Zwiększanie dostępności do badań profilaktycznych zwiększa szanse na wykrycie choroby we wczesnym stadium i lepsze rokowania. Wiadomo o tym od lat, a mimo to wiele osób nie sięga po diagnostykę. Dlaczego Polki nie korzystają z najnowszego programu wspierającego profilaktykę nowotworową?
Po pierwszym miesiącu nie możemy mówić o sukcesie frekwencyjnym. Brakuje kilku elementów: promocji takich badań ze strony NFZ i Ministerstwa Zdrowia oraz działania, które zachęcą przychodnie i lekarzy, by wykonywać te badania w ramach swoich praktyk - skomentował w rozmowie z poradnikzdrowie.pl Michał Bulsa, prezes Okręgowej Izby Lekarskiej w Szczecinie.
Dalsza część artykułu pod materiałem wideo
Wyraźnie zmartwiony podejściem Polek jest Dominik Lewandowski, wiceprezes Kolegium Lekarzy Rodzinnych w Polsce.
11,98 proc. to liczba wstydu. Tyle kobiet z mojej populacji wykonało cytologię na NFZ, a 1198 kobiet wciąż powinno się przebadać. Ta liczba nie daje mi spokoju, ale niewiele mogę zrobić… - zaznaczył na platformie X.

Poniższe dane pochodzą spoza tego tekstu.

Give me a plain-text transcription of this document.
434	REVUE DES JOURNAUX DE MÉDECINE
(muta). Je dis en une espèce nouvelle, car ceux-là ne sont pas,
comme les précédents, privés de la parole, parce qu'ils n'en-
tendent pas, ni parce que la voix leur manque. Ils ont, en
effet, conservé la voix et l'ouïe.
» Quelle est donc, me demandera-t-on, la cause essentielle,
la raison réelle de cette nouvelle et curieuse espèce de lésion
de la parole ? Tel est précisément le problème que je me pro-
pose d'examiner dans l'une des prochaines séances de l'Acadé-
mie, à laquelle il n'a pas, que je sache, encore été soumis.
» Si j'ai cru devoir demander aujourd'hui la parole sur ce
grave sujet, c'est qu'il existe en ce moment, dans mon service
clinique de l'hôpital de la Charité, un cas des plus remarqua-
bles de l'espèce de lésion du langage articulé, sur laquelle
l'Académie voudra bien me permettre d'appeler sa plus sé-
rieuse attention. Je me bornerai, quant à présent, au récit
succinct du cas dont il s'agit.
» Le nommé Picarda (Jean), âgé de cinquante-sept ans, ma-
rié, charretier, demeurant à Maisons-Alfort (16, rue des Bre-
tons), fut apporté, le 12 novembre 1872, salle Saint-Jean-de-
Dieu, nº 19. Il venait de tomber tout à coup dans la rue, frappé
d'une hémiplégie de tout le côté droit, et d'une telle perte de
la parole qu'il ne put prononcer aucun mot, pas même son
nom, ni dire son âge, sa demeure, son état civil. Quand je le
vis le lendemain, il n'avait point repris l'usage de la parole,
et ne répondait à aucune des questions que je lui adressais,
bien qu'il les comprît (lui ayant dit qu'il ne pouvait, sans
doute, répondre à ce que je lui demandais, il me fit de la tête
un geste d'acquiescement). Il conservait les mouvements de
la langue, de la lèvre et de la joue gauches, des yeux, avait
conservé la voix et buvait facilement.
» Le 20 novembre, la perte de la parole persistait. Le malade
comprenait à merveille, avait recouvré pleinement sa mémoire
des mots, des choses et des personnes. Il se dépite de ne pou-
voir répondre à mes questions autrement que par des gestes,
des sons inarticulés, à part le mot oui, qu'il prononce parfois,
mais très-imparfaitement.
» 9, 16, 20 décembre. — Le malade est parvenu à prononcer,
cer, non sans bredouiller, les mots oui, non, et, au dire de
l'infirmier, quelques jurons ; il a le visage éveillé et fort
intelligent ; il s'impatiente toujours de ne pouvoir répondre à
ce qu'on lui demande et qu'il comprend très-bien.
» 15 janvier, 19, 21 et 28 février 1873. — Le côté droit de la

Dla kogo bezpłatne badania?
Ministerstwo Zdrowie rozszerza dostęp do bezpłatnych programów profilaktycznych, aby zmniejszenie liczbę kobiet, które umierają na raka piersi oraz raka szyjki macicy. Regularne wykonywanie badań pozwala wykrywać zmiany nowotworowe na wczesnym etapie, gdy możliwe jest ich skuteczne leczenie. Zachęcamy do skorzystania z bezpłatnych badań mammograficznych oraz cytologicznych - podawało na początku listopada Ministerstwo Zdrowia.
Z profilaktyki raka piersi mogą skorzystać kobiety od 45. do 74. roku życia. Profilaktyką raka szyjki macicy objęte są natomiast panie między 25. a 64. rokiem życia.